Jersey legal system under attack for difficulties in challenging bills. Laurent Renault
Legal costs expert Jim Diamond who has assessed legal costs for 35 years has lashed out at the Jersey system saying that it was not fit for purpose for clients to challenge bills because those accused of excessive billing could simply refuse to take part in a mediation process. On top of that Mr Diamond explained that the situation was being made worse because the Jersey Law Society was ‘closing ranks with others in the profession by preventing experts like him from assisting Islanders who believed they had been grossly overcharged’. Clients who feel that they have been asked to pay too much can ask the society for a review. However, the law firm about which the complaint is made can veto any investigation and opt out of having their fees reviewed, according to reports in the Jersey Evening Post.

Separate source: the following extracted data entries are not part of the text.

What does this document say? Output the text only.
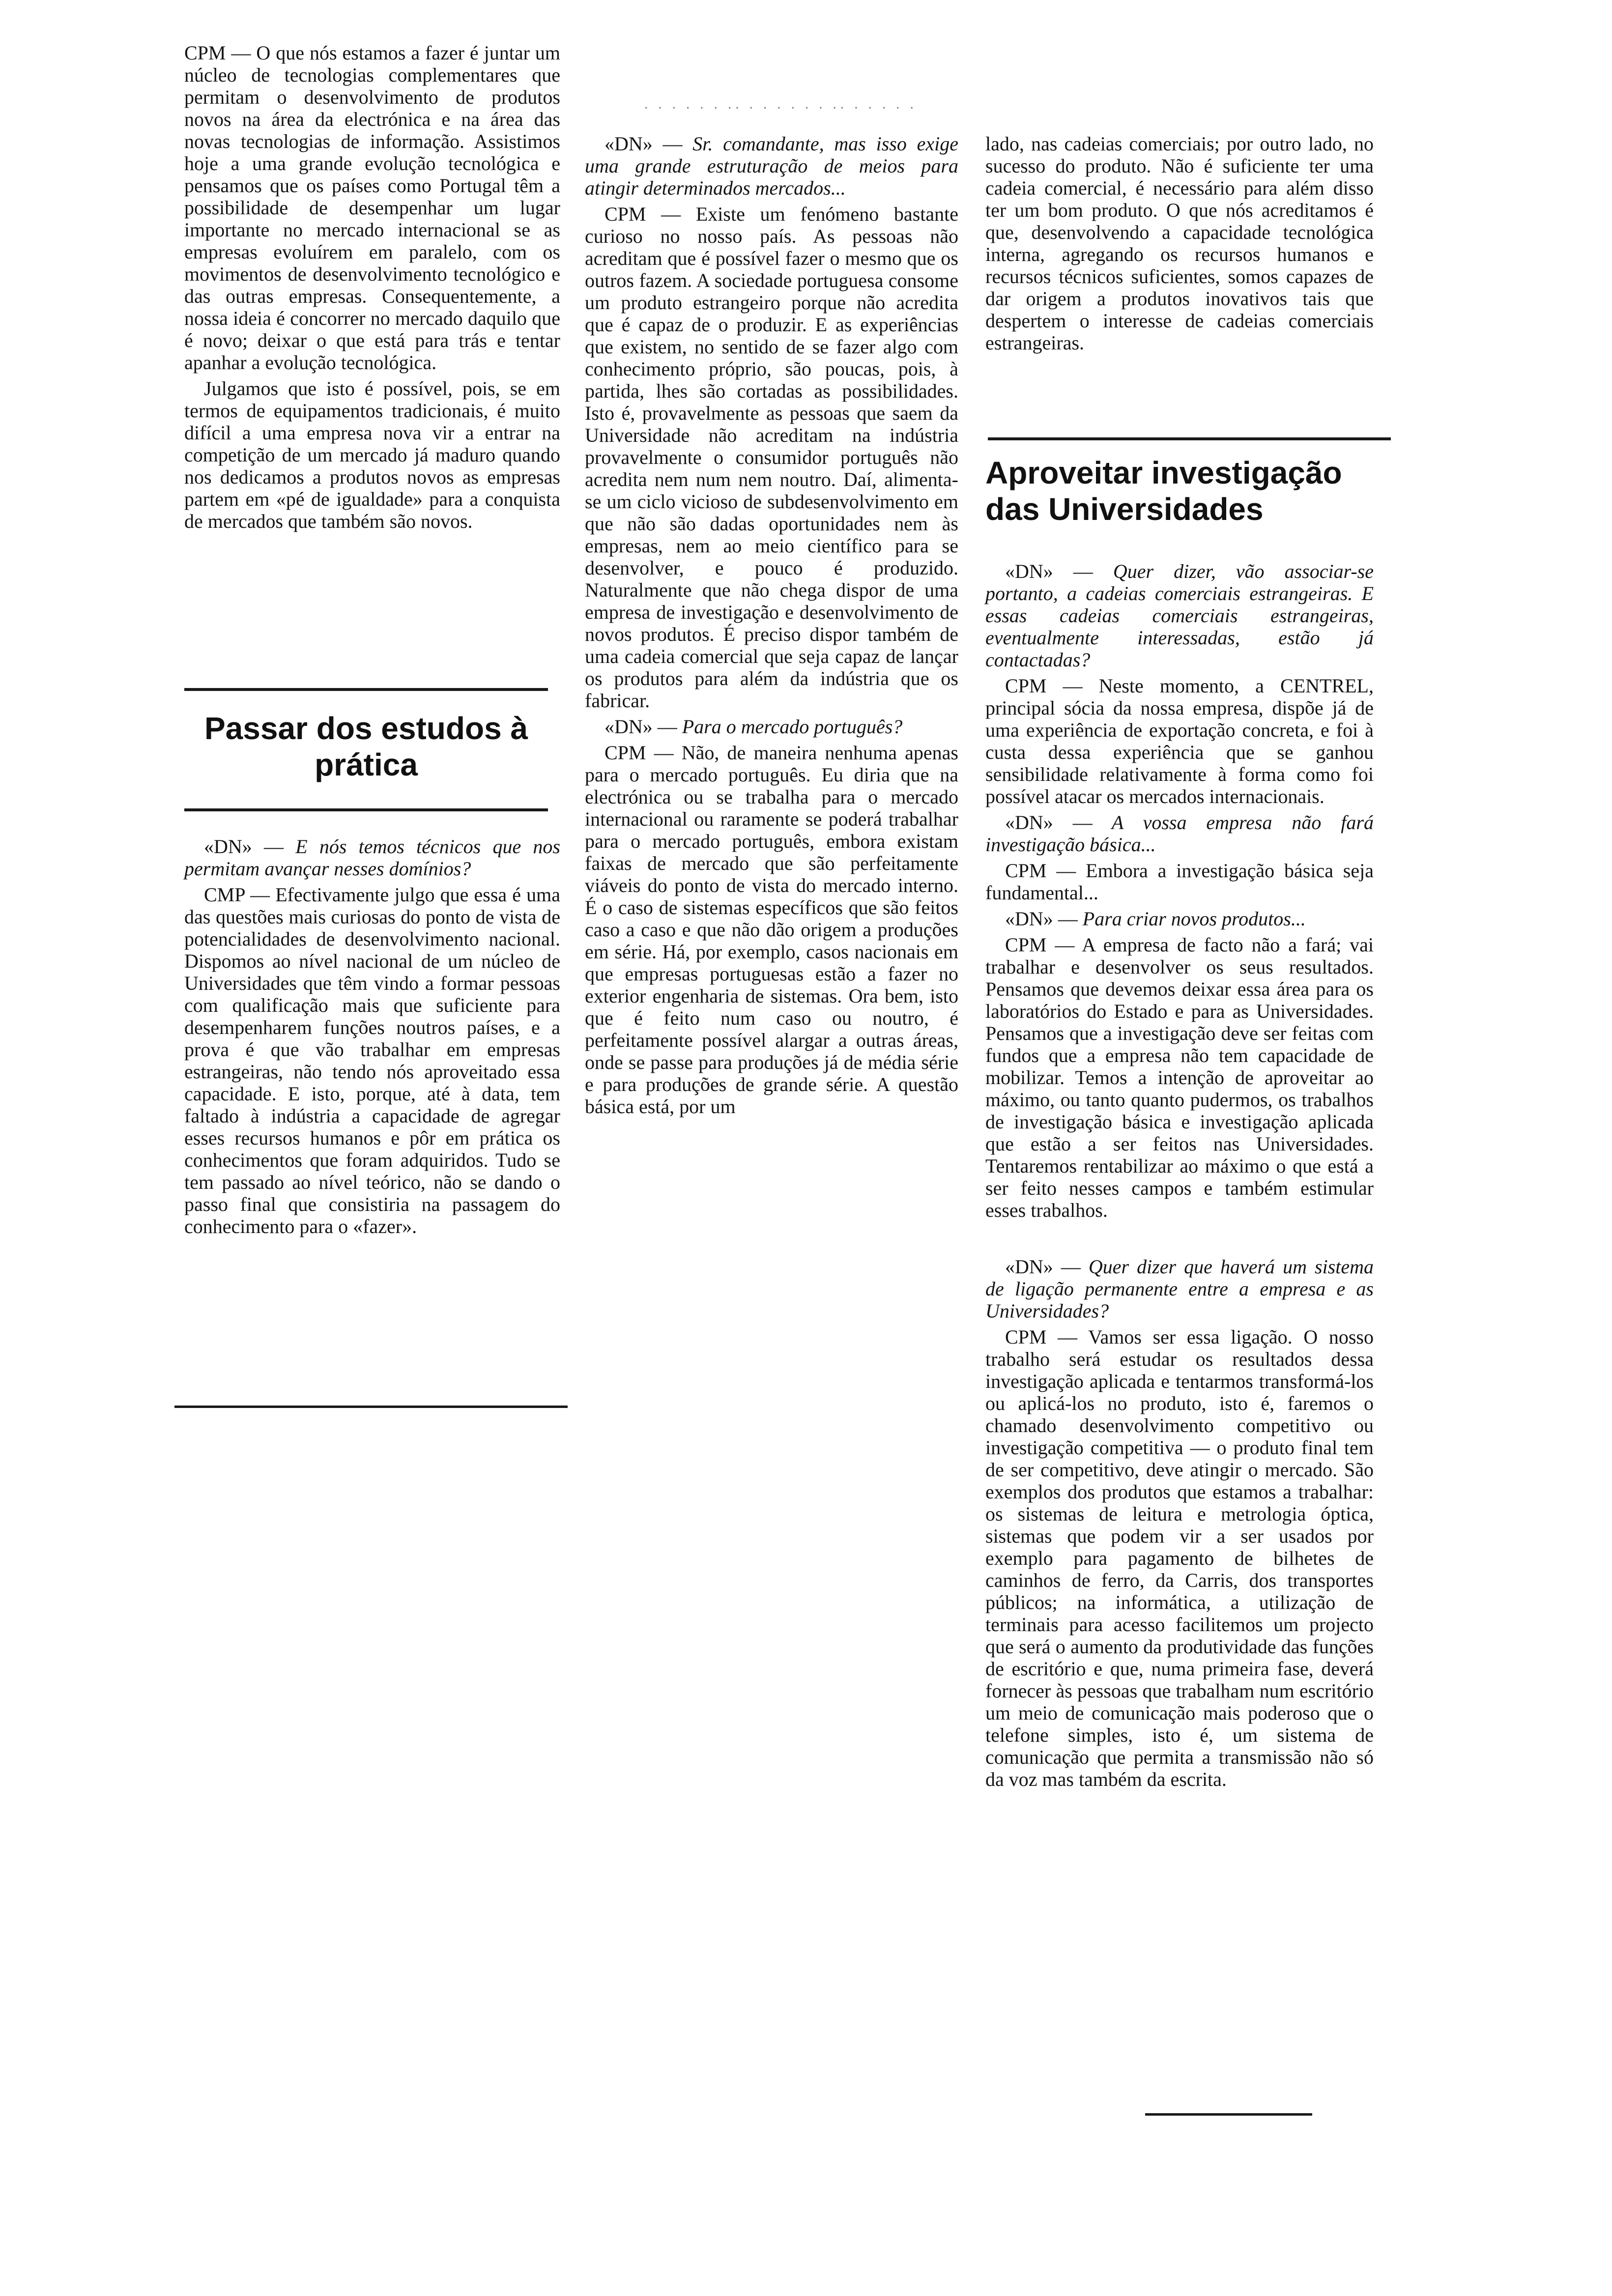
· · · · · · ·· · · · · · · ·· · · · · ·

CPM — O que nós estamos a fazer é juntar um núcleo de tecnologias complementares que permitam o desenvolvimento de produtos novos na área da electrónica e na área das novas tecnologias de informação. Assistimos hoje a uma grande evolução tecnológica e pensamos que os países como Portugal têm a possibilidade de desempenhar um lugar importante no mercado internacional se as empresas evoluírem em paralelo, com os movimentos de desenvolvimento tecnológico e das outras empresas. Consequentemente, a nossa ideia é concorrer no mercado daquilo que é novo; deixar o que está para trás e tentar apanhar a evolução tecnológica.

Julgamos que isto é possível, pois, se em termos de equipamentos tradicionais, é muito difícil a uma empresa nova vir a entrar na competição de um mercado já maduro quando nos dedicamos a produtos novos as empresas partem em «pé de igualdade» para a conquista de mercados que também são novos.

Passar dos estudos à prática

«DN» — E nós temos técnicos que nos permitam avançar nesses domínios?

CMP — Efectivamente julgo que essa é uma das questões mais curiosas do ponto de vista de potencialidades de desenvolvimento nacional. Dispomos ao nível nacional de um núcleo de Universidades que têm vindo a formar pessoas com qualificação mais que suficiente para desempenharem funções noutros países, e a prova é que vão trabalhar em empresas estrangeiras, não tendo nós aproveitado essa capacidade. E isto, porque, até à data, tem faltado à indústria a capacidade de agregar esses recursos humanos e pôr em prática os conhecimentos que foram adquiridos. Tudo se tem passado ao nível teórico, não se dando o passo final que consistiria na passagem do conhecimento para o «fazer».

«DN» — Sr. comandante, mas isso exige uma grande estruturação de meios para atingir determinados mercados...

CPM — Existe um fenómeno bastante curioso no nosso país. As pessoas não acreditam que é possível fazer o mesmo que os outros fazem. A sociedade portuguesa consome um produto estrangeiro porque não acredita que é capaz de o produzir. E as experiências que existem, no sentido de se fazer algo com conhecimento próprio, são poucas, pois, à partida, lhes são cortadas as possibilidades. Isto é, provavelmente as pessoas que saem da Universidade não acreditam na indústria provavelmente o consumidor português não acredita nem num nem noutro. Daí, alimenta-se um ciclo vicioso de subdesenvolvimento em que não são dadas oportunidades nem às empresas, nem ao meio científico para se desenvolver, e pouco é produzido. Naturalmente que não chega dispor de uma empresa de investigação e desenvolvimento de novos produtos. É preciso dispor também de uma cadeia comercial que seja capaz de lançar os produtos para além da indústria que os fabricar.

«DN» — Para o mercado português?

CPM — Não, de maneira nenhuma apenas para o mercado português. Eu diria que na electrónica ou se trabalha para o mercado internacional ou raramente se poderá trabalhar para o mercado português, embora existam faixas de mercado que são perfeitamente viáveis do ponto de vista do mercado interno. É o caso de sistemas específicos que são feitos caso a caso e que não dão origem a produções em série. Há, por exemplo, casos nacionais em que empresas portuguesas estão a fazer no exterior engenharia de sistemas. Ora bem, isto que é feito num caso ou noutro, é perfeitamente possível alargar a outras áreas, onde se passe para produções já de média série e para produções de grande série. A questão básica está, por um

lado, nas cadeias comerciais; por outro lado, no sucesso do produto. Não é suficiente ter uma cadeia comercial, é necessário para além disso ter um bom produto. O que nós acreditamos é que, desenvolvendo a capacidade tecnológica interna, agregando os recursos humanos e recursos técnicos suficientes, somos capazes de dar origem a produtos inovativos tais que despertem o interesse de cadeias comerciais estrangeiras.

Aproveitar investigação das Universidades

«DN» — Quer dizer, vão associar-se portanto, a cadeias comerciais estrangeiras. E essas cadeias comerciais estrangeiras, eventualmente interessadas, estão já contactadas?

CPM — Neste momento, a CENTREL, principal sócia da nossa empresa, dispõe já de uma experiência de exportação concreta, e foi à custa dessa experiência que se ganhou sensibilidade relativamente à forma como foi possível atacar os mercados internacionais.

«DN» — A vossa empresa não fará investigação básica...

CPM — Embora a investigação básica seja fundamental...

«DN» — Para criar novos produtos...

CPM — A empresa de facto não a fará; vai trabalhar e desenvolver os seus resultados. Pensamos que devemos deixar essa área para os laboratórios do Estado e para as Universidades. Pensamos que a investigação deve ser feitas com fundos que a empresa não tem capacidade de mobilizar. Temos a intenção de aproveitar ao máximo, ou tanto quanto pudermos, os trabalhos de investigação básica e investigação aplicada que estão a ser feitos nas Universidades. Tentaremos rentabilizar ao máximo o que está a ser feito nesses campos e também estimular esses trabalhos.

«DN» — Quer dizer que haverá um sistema de ligação permanente entre a empresa e as Universidades?

CPM — Vamos ser essa ligação. O nosso trabalho será estudar os resultados dessa investigação aplicada e tentarmos transformá-los ou aplicá-los no produto, isto é, faremos o chamado desenvolvimento competitivo ou investigação competitiva — o produto final tem de ser competitivo, deve atingir o mercado. São exemplos dos produtos que estamos a trabalhar: os sistemas de leitura e metrologia óptica, sistemas que podem vir a ser usados por exemplo para pagamento de bilhetes de caminhos de ferro, da Carris, dos transportes públicos; na informática, a utilização de terminais para acesso facilitemos um projecto que será o aumento da produtividade das funções de escritório e que, numa primeira fase, deverá fornecer às pessoas que trabalham num escritório um meio de comunicação mais poderoso que o telefone simples, isto é, um sistema de comunicação que permita a transmissão não só da voz mas também da escrita.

Mr Diamond, who offered to review some of the legal costs of the Independent Jersey Care Inquiry for free, described the situation as ‘mad’. He was seeking to represent a client charged £1,015 a hour when he was told that he had ‘no status’ in the process and could not attend meetings to argue the case. He says that he was ‘frozen out’ after asking to meet both representatives of the Law Society and the lawyer who issued the bill.
Neville Benbow, the Chief Executive of the Jersey Law Society, was reported as saying that clients could ask for the charges to be examined by an independent review board, but that third parties did not need to be engaged for a review to take place and added that suggestions that law firms charged more than £1,000 an hour was ‘totally incorrect’.
Mr Diamond said: ‘Jersey does not have a Solicitor’s Act-type procedure which allows a client to raise issues and go straight to the relevant costs court for an independent assessment…Jersey needs to have something like this so clients don’t have this mad issue of someone having to consent to the mediation process. I have major concerns whether the structure of the Law Society and the mediation process is right.’ Mr Benbow said ‘the Law Society can’t force a firm to agree to fee adjudication.’